Le chiffre donne le vertige: 1 300 milliards de dollars dépensés en technologies grand public dans le monde en 2025. Et pourtant, derrière cette montagne d'argent, le rapport met en lumière un signal faible mais tenace — celui d'utilisateurs, souvent plus jeunes, qui se retirent du flux permanent. Ce ne sont plus seulement des consommateurs, ce sont des êtres fatigués de la friction quotidienne imposée par des interfaces qui demandent trop, et restituent trop peu.

Repenser la forme autant que la fonction

La force de Good Screens, c'est de poser une question simple mais dérangeante: et si la solution était d'abord graphique? Plutôt que d'empiler les fonctionnalités, le rapport propose de réfléchir à ce que devrait être un appareil apaisant. Discret, presque effacé? Ou stimulant, ludiquement expressif? Faut-il qu'il en fasse davantage, ou beaucoup moins?

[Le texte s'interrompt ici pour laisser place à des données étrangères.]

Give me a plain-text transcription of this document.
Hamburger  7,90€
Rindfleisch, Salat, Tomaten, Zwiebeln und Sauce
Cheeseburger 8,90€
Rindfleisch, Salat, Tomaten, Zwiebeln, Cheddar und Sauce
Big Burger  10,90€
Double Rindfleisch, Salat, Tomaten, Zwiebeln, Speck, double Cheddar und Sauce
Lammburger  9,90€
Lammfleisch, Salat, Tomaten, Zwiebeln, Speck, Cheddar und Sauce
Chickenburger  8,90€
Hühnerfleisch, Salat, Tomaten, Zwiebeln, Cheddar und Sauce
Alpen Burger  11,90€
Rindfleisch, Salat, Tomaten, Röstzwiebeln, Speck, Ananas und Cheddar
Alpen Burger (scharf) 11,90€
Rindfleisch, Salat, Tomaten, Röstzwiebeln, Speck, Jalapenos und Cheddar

Pour répondre, Insights est allé chercher celles et ceux qui dessinent déjà cette nouvelle grammaire. Le studio amstellodamois Modem figure parmi les voix expertes citées, aux côtés d'artistes et de technologues créatifs qui réimaginent la forme et la fonction des objets connectés. Le rapport accompagne ces analyses de références visuelles fraîches — prototypes, objets, interfaces — qui montrent comment une idée abstraite peut devenir un langage tangible. Parmi les projets cités, on retient notamment le travail du studio Modem et HB-AS autour du « hardware en héritage », ou encore l'objet Imago signé Kieran Feechan et Domenico Di Paolo.

Pour nous qui concevons des interfaces au quotidien, ces exemples valent surtout comme miroir. Ils rappellent qu'une interface n'est jamais neutre: chaque choix typographique, chaque animation, chaque notification construit une relation — et donc une usure.

Ce qu'il faut surveiller dans nos studios

Trois pistes se dégagent à la lecture, que nous pouvons déjà appliquer dans nos propres projets. D'abord, l'audit sensoriel: avant d'ajouter une feature, demandons-nous si elle enrichit réellement le parcours ou si elle alourdit la charge cognitive. Ensuite, la sobriété visuelle comme posture, et non comme manque: moins de stimuli superflus, plus de respiration, c'est souvent là que se joue le confort durable. Enfin, le design comme contrat moral envers l'utilisateur — accepter de concevoir pour qu'il puisse s'arrêter, et pas seulement pour qu'il reste.

It's Nice That Insights l'écrit sans détour: à l'heure où la technologie risque de nous engloutir, ce rapport est un appel à faire autrement. Pour nos studios, c'est aussi une invitation à redéfinir ce que signifie vraiment « une bonne expérience » — et à oser, parfois, le silence graphique.